Yes, the S&P is just about flat over that span, so both are big winners.  And, yes, AAPL is starting from a low base in 2004, a point when some questioned its survival.  But the big separation between the two names has come between the beginning of 2007 and now, a time period when AAPL tripled and GOOG has been flat.

AAPL has also pulled significantly ahead in simple balance sheet metrics like working capital or accumulated cash holdings.  The balance sheet number read as follows:

————————–12/06—————–12/09———–change

GOOG

cash                  $8.0 bill.                           $15.8 bill.                  $7.8 bill.

wc                      $8.3 bill.                           $17.9 bill.                  $9.6 bill.

AAPL

cash                  $11.9 bill.                          $24.8 bill.                $12.9 bill.

wc                     $9.4 bill.                            $20.2 bill.                 $10.8 bill.

At first glance, it looks like AAPL is pulling away from GOOG, but not opening up an insurmountable gap.  But AAPL has recently begun to divide its marketable securities into those with a life of a year or less and those with more.  The latter, $15 billion at 12/09, although cash-like, are listed as non-current assets.  Adjusting the figures, AAPL’s cash is up by $27.9 billion over the past three years, or 3.5x the cash generation of GOOG.  The main driver of this surge is the phenomenal success of the iPhone.

In addition, AAPL has set up a business, iAd, to sell iPhone ads through the apps downloaded from its store, a move calculated to fence GOOG out of the mobile ad business.  Ironically, however, the FTC has citied iAd plus AOL’s purchase of mobile ad specialist Quattro Wireless as reasons of giving the anti-trust green light to GOOG’s proposed purchase of AdMob, a Quattro rival.

The are are other signs as well, that the contest may not be so one-sided from now on.  According to the Financial Times, sales of smartphones using GOOG’s Android operating system were higher than those of the iPhone in the US market for the first three months of 2010, taking 26.6% of the market vs. 22.1% for AAPL.  Android phones were about 10% of the worldwide market over the March quarter vs. 1.6% during the year-ago period.  The gains come 40% from MSFT, the rest from everyone else.

Since the start of the year, GOOG has released version 2.1 of Android (Eclair), which increases the speed of phone apps significantly.  This week it announced version 2.2 (Froyo), which gives the operating system another big overhaul.  The following upgrade, Gingerbread, has a name and a potential release date of late this year, but no version number and few details.

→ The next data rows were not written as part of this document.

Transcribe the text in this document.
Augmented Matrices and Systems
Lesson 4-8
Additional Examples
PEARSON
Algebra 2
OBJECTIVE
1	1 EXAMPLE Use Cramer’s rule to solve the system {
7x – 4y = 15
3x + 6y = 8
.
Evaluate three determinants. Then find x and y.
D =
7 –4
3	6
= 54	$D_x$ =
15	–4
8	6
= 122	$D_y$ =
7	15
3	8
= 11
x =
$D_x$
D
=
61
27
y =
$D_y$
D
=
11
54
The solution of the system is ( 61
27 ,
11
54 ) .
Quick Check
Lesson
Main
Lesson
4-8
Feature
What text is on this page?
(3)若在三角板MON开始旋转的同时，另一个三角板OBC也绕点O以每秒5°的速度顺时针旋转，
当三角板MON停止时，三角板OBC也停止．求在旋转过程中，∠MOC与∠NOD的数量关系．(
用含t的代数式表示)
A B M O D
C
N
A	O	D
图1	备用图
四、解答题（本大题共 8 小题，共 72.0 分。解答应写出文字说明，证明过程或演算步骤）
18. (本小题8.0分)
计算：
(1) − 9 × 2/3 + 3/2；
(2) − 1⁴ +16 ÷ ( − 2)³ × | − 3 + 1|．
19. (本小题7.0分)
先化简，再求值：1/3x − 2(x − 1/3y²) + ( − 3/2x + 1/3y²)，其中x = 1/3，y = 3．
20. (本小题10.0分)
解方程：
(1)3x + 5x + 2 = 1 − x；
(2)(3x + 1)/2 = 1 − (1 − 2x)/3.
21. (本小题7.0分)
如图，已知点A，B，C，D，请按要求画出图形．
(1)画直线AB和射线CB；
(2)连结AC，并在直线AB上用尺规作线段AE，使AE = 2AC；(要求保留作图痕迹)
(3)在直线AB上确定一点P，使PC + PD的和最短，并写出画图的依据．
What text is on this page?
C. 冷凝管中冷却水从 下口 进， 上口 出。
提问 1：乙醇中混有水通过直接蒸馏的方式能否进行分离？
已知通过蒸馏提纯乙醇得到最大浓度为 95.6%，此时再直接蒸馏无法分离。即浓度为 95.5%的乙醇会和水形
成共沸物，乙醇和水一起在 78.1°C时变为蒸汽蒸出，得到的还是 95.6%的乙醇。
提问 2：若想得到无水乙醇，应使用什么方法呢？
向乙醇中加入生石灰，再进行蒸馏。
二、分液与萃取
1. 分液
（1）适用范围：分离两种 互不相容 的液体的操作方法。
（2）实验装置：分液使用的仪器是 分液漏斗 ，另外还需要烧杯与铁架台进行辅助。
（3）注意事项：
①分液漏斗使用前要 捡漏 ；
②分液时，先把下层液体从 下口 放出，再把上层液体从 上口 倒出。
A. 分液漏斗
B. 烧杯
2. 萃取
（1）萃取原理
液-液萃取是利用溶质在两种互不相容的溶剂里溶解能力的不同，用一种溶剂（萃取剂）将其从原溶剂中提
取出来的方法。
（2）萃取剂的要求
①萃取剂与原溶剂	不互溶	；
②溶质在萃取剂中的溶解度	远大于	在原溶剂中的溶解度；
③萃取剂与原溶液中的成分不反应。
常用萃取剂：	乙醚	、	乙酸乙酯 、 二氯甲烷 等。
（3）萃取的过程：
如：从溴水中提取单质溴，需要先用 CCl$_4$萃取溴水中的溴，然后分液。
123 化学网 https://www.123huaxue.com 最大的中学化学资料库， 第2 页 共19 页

Chrome os netbooks, at  one time scheduled for release during the second half of this year, appear to have dropped off the radar screen.  After the surprisingly strong sales of the iPad, they seem to have been replaced by a bevy of android-based tablets that are claimed to be hitting the market in time for the year-end holidays.

Suppose, then, that the next year or two show a reversal of trend, in which GOOG products gain market share over their AAPL counterparts?

Will this mean a significant increase in the growth rate of GOOG’s profits vs. what it is presently showing?  Only time will tell, but my guess is that it won’t.  Success of Android phones and Android tablets will allow GOOG to take its business into the mobile arena, but I think this will only erosion of revenue and profit expansion that Wall Street seems to now sense in the company.  That’s probably worth a few points of price earnings multiple expansion, however.

On the other hand, GOOG success would also have the potential to stop the momentum of the AAPL earnings freight train that is currently barreling down the tracks at an extraordinarily rapid clip.  As is the case with any growth stock, a slowing in growth from the pace the market expects has two negative effects on the stock.  It lowers the stock price by the extent to which earnings fall short of Wall Street expectations.  And it causes the price earnings multiple to contract.  This happens both as investors project forward a new, lower rate of profit advance, and as the open-ended “dream” that the stock will always surprise on the upside becomes tarnished.

For me, this means that, as stocks, AAPL has much more to lose than GOOG has to gain from Android success.

Tis is a situation to monitor closely.